Resupply launch scrubbed, thwarting fast-track rendezvous with space station

The Soyuz-2.1a rocket and the Progress MS-08 supply ship moments after Sunday’s countdown was halted. Credit: Roscosmos

The launch of a Russian Progress cargo ship aboard a Soyuz rocket was aborted in the final minute of the countdown Sunday, forcing a delay of at least two days in the start of a resupply and refueling mission to the International Space Station.

The two-day slip will prevent the Progress MS-08 supply ship from conducting an expedited trip to the space station. The unpiloted cargo freighter was set to fly a record-fast express rendezvous profile, with docking just three-and-a-half hours after liftoff Sunday.

Assuming Russian engineers can analyze the cause of Sunday’s abort and approve plans for another launch attempt Tuesday, the Progress cargo craft will now link up with a docking port on the space station’s Zvezda service module Thursday.

The laws of orbital mechanics will prohibit the three-and-a-half hour rendezvous following a launch Tuesday. The fast-track rendezvous sequence requires the space station to fly over the Baikonur Cosmodrome in Kazakhstan moments after the Soyuz rocket lifts off, an orbital alignment that is only available on certain days.

Most Progress resupply flights and Soyuz crew missions currently make the trip in about six hours, an improvement over the two-day rendezvous sequences used early in the station program.

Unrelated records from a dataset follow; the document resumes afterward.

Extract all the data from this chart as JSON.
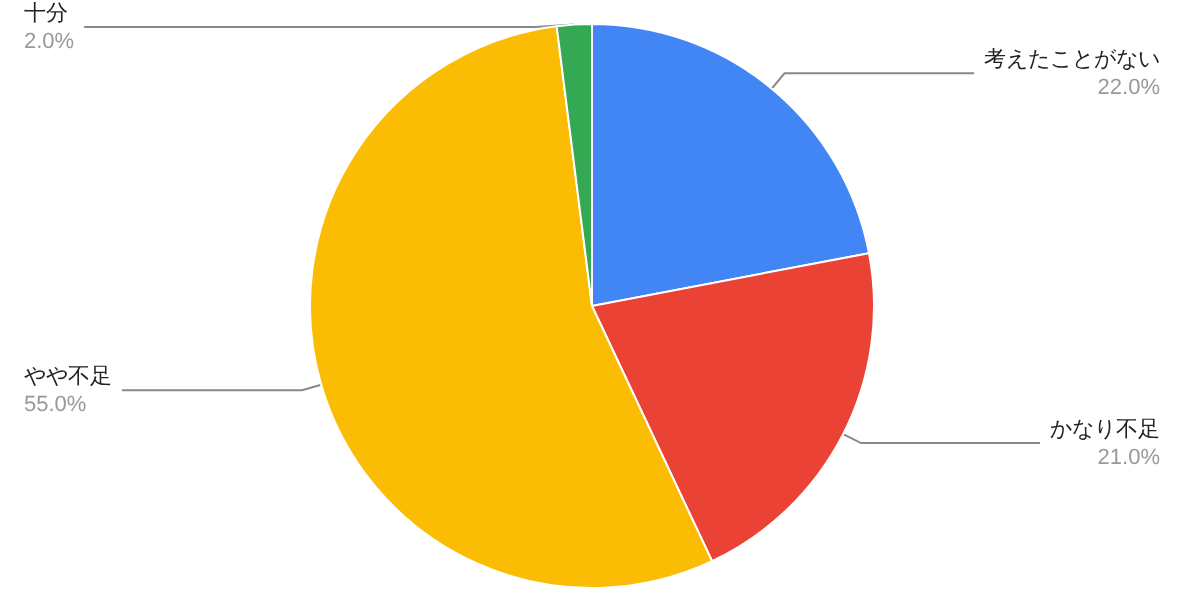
{
  "chart_data": {
    "type": "pie",
    "categories": [
      "考えたことがない",
      "かなり不足",
      "やや不足",
      "十分"
    ],
    "values": [
      22,
      21,
      55,
      2
    ],
    "value_labels": [
      "22.0%",
      "21.0%",
      "55.0%",
      "2.0%"
    ],
    "colors": [
      "#4285f4",
      "#ea4335",
      "#fbbc04",
      "#34a853"
    ]
  }
}
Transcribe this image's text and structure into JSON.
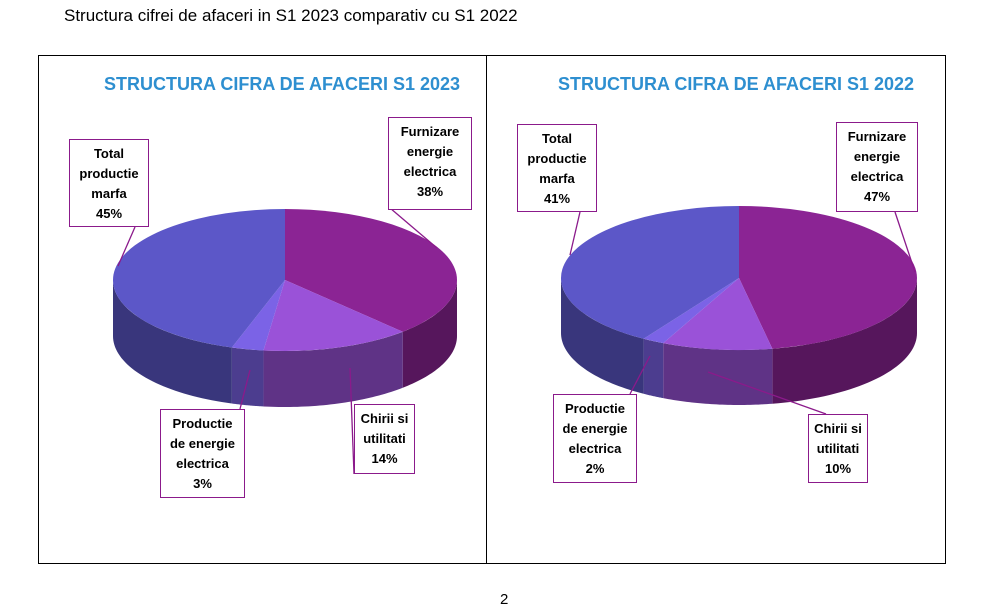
{
  "document": {
    "heading": "Structura cifrei de afaceri  in S1 2023 comparativ cu S1 2022",
    "page_number": "2"
  },
  "colors": {
    "title": "#2e8fd0",
    "total_productie": "#5c57c8",
    "furnizare": "#8b2494",
    "chirii": "#9a52d8",
    "productie_energie": "#7b63e6",
    "callout_border": "#8b1a8b"
  },
  "chart_data": [
    {
      "type": "pie",
      "title": "STRUCTURA CIFRA DE AFACERI S1  2023",
      "slices": [
        {
          "label": [
            "Furnizare",
            "energie",
            "electrica"
          ],
          "value": 38,
          "value_label": "38%"
        },
        {
          "label": [
            "Chirii si",
            "utilitati"
          ],
          "value": 14,
          "value_label": "14%"
        },
        {
          "label": [
            "Productie",
            "de energie",
            "electrica"
          ],
          "value": 3,
          "value_label": "3%"
        },
        {
          "label": [
            "Total",
            "productie",
            "marfa"
          ],
          "value": 45,
          "value_label": "45%"
        }
      ]
    },
    {
      "type": "pie",
      "title": "STRUCTURA CIFRA DE AFACERI  S1 2022",
      "slices": [
        {
          "label": [
            "Furnizare",
            "energie",
            "electrica"
          ],
          "value": 47,
          "value_label": "47%"
        },
        {
          "label": [
            "Chirii si",
            "utilitati"
          ],
          "value": 10,
          "value_label": "10%"
        },
        {
          "label": [
            "Productie",
            "de energie",
            "electrica"
          ],
          "value": 2,
          "value_label": "2%"
        },
        {
          "label": [
            "Total",
            "productie",
            "marfa"
          ],
          "value": 41,
          "value_label": "41%"
        }
      ]
    }
  ]
}
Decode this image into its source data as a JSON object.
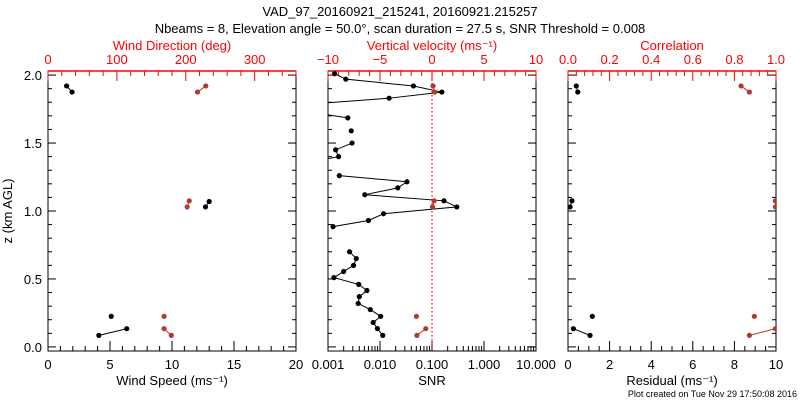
{
  "chart_data": [
    {
      "type": "scatter",
      "title_line1": "VAD_97_20160921_215241, 20160921.215257",
      "title_line2": "Nbeams = 8, Elevation angle = 50.0°, scan duration = 27.5 s, SNR Threshold = 0.008",
      "ylabel": "z (km AGL)",
      "ylim": [
        -0.03,
        2.03
      ],
      "yticks": [
        "0.0",
        "0.5",
        "1.0",
        "1.5",
        "2.0"
      ],
      "xlabel": "Wind Speed (ms⁻¹)",
      "xlim": [
        0,
        20
      ],
      "xticks": [
        "0",
        "5",
        "10",
        "15",
        "20"
      ],
      "top_xlabel": "Wind Direction (deg)",
      "top_xlim": [
        0,
        360
      ],
      "top_xticks": [
        "0",
        "100",
        "200",
        "300"
      ],
      "series": [
        {
          "name": "Wind Speed",
          "color": "#000000",
          "axis": "bottom",
          "segments": [
            [
              [
                1.5,
                1.92
              ],
              [
                1.94,
                1.875
              ]
            ],
            [
              [
                13.0,
                1.07
              ],
              [
                12.7,
                1.03
              ]
            ],
            [
              [
                5.1,
                0.225
              ]
            ],
            [
              [
                6.35,
                0.134
              ],
              [
                4.1,
                0.085
              ]
            ]
          ]
        },
        {
          "name": "Wind Direction",
          "color": "#b3392b",
          "axis": "top",
          "segments": [
            [
              [
                229,
                1.92
              ],
              [
                217,
                1.875
              ]
            ],
            [
              [
                205,
                1.075
              ],
              [
                202,
                1.03
              ]
            ],
            [
              [
                168.5,
                0.225
              ]
            ],
            [
              [
                168.5,
                0.134
              ],
              [
                179,
                0.085
              ]
            ]
          ]
        }
      ]
    },
    {
      "type": "line",
      "xlabel": "SNR",
      "xscale": "log",
      "xlim": [
        0.001,
        10
      ],
      "xticks": [
        "0.001",
        "0.010",
        "0.100",
        "1.000",
        "10.000"
      ],
      "top_xlabel": "Vertical velocity (ms⁻¹)",
      "top_xlim": [
        -10,
        10
      ],
      "top_xticks": [
        "−10",
        "−5",
        "0",
        "5",
        "10"
      ],
      "ylim": [
        -0.03,
        2.03
      ],
      "zero_velocity_line": 0,
      "series": [
        {
          "name": "SNR",
          "color": "#000000",
          "axis": "bottom",
          "segments": [
            [
              [
                0.00134,
                2.01
              ],
              [
                0.0022,
                1.97
              ],
              [
                0.044,
                1.92
              ],
              [
                0.155,
                1.875
              ],
              [
                0.015,
                1.83
              ],
              [
                0.0006,
                1.79
              ]
            ],
            [
              [
                0.0006,
                1.72
              ],
              [
                0.0024,
                1.685
              ]
            ],
            [
              [
                0.0028,
                1.59
              ]
            ],
            [
              [
                0.0029,
                1.5
              ],
              [
                0.0014,
                1.45
              ],
              [
                0.0016,
                1.4
              ],
              [
                0.0006,
                1.37
              ]
            ],
            [
              [
                0.00165,
                1.26
              ],
              [
                0.033,
                1.215
              ],
              [
                0.022,
                1.17
              ],
              [
                0.0051,
                1.12
              ],
              [
                0.17,
                1.075
              ],
              [
                0.3,
                1.03
              ],
              [
                0.0117,
                0.98
              ],
              [
                0.006,
                0.93
              ],
              [
                0.00125,
                0.885
              ]
            ],
            [
              [
                0.0026,
                0.7
              ],
              [
                0.0035,
                0.65
              ],
              [
                0.0031,
                0.6
              ],
              [
                0.002,
                0.555
              ],
              [
                0.0013,
                0.51
              ],
              [
                0.0039,
                0.46
              ],
              [
                0.0056,
                0.415
              ],
              [
                0.004,
                0.37
              ],
              [
                0.0038,
                0.32
              ],
              [
                0.0065,
                0.275
              ],
              [
                0.0103,
                0.225
              ],
              [
                0.0074,
                0.18
              ],
              [
                0.0089,
                0.135
              ],
              [
                0.0113,
                0.085
              ]
            ]
          ]
        },
        {
          "name": "Vertical velocity",
          "color": "#b3392b",
          "axis": "top",
          "segments": [
            [
              [
                0.1,
                1.92
              ],
              [
                0.25,
                1.875
              ]
            ],
            [
              [
                0.2,
                1.075
              ],
              [
                0.05,
                1.03
              ]
            ],
            [
              [
                -1.5,
                0.225
              ]
            ],
            [
              [
                -0.6,
                0.134
              ],
              [
                -1.45,
                0.085
              ]
            ]
          ]
        }
      ]
    },
    {
      "type": "scatter",
      "xlabel": "Residual (ms⁻¹)",
      "xlim": [
        0,
        10
      ],
      "xticks": [
        "0",
        "2",
        "4",
        "6",
        "8",
        "10"
      ],
      "top_xlabel": "Correlation",
      "top_xlim": [
        0,
        1
      ],
      "top_xticks": [
        "0.0",
        "0.2",
        "0.4",
        "0.6",
        "0.8",
        "1.0"
      ],
      "ylim": [
        -0.03,
        2.03
      ],
      "series": [
        {
          "name": "Residual",
          "color": "#000000",
          "axis": "bottom",
          "segments": [
            [
              [
                0.4,
                1.92
              ],
              [
                0.47,
                1.875
              ]
            ],
            [
              [
                0.19,
                1.075
              ],
              [
                0.1,
                1.03
              ]
            ],
            [
              [
                1.17,
                0.225
              ]
            ],
            [
              [
                0.26,
                0.134
              ],
              [
                1.06,
                0.085
              ]
            ]
          ]
        },
        {
          "name": "Correlation",
          "color": "#b3392b",
          "axis": "top",
          "segments": [
            [
              [
                0.832,
                1.92
              ],
              [
                0.872,
                1.875
              ]
            ],
            [
              [
                0.997,
                1.075
              ],
              [
                0.997,
                1.03
              ]
            ],
            [
              [
                0.896,
                0.225
              ]
            ],
            [
              [
                0.997,
                0.134
              ],
              [
                0.872,
                0.085
              ]
            ]
          ]
        }
      ]
    }
  ],
  "footer": "Plot created on Tue Nov 29 17:50:08 2016",
  "colors": {
    "axis_top": "#ff0000",
    "data_red": "#b3392b",
    "black": "#000000"
  }
}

Officials hope to use the express approach for Soyuz crew ferry ships in the future, once demonstrated on unpiloted Progress missions. The change will reduce the workload and time spent inside the cramped Soyuz capsule for future station crews.

The Soyuz-2.1a rocket was fueled with kerosene and super-cold liquid oxygen propellants during Sunday’s countdown, and rotating gantry structures opened to reveal the booster less than one hour prior to the scheduled blastoff at 0858:45 GMT (3:58:45 a.m. EST; 2:58:45 p.m. Baikonur time)

One of two umbilical attachments between the launch pad and the Soyuz rocket disconnected as planned in the final minute of the countdown, but the second connector never budged as the automated pre-launch sequence aborted. A puff of vapor vented from the rocket’s pressurized propellant tanks as the countdown halted.

Roscosmos — the Russian space agency — said in a statement that a command to shut off the Soyuz engine ignition sequence was issued automatically, and engineers are investigating the cause of the abort.

If the launch goes ahead Tuesday, liftoff is expected around 45 minutes earlier than Sunday’s try — around 0813 GMT (3:13 a.m. EST; 2:13 p.m. Baikonur time). The precise launch time will be released by Roscosmos.

The last-minute abort was similar to a scrub of the last Russian Progress resupply launch Oct. 12. That launch occurred successfully two days after the halted countdown.

Soyuz launch aborts are typically rare, with Russian rockets often taking off in thick clouds and snowfall.

The Progress MS-08 supply ship is carrying more than 3 tons of food, fuel and supplies to the space station and its six-person crew.

The Progress spacecraft is loaded with 1,962 pounds (890 kilograms) of propellant for the station, plus 926 pounds (420 kilograms) of water, 53 pounds (24 kilograms) of compressed air and 48 pounds (22 kilograms) of compressed oxygen for delivery to the orbiting research lab, according to a manifest released by Roscosmos, the Russian space agency.

Ground crews at the Baikonur Cosmodrome packed the pressurized cabin inside the Progress MS-08 supply ship with 3,064 pounds (1,390 kilograms) of equipment, scientific hardware, food and supplies for the station’s six-person crew, Roscosmos said.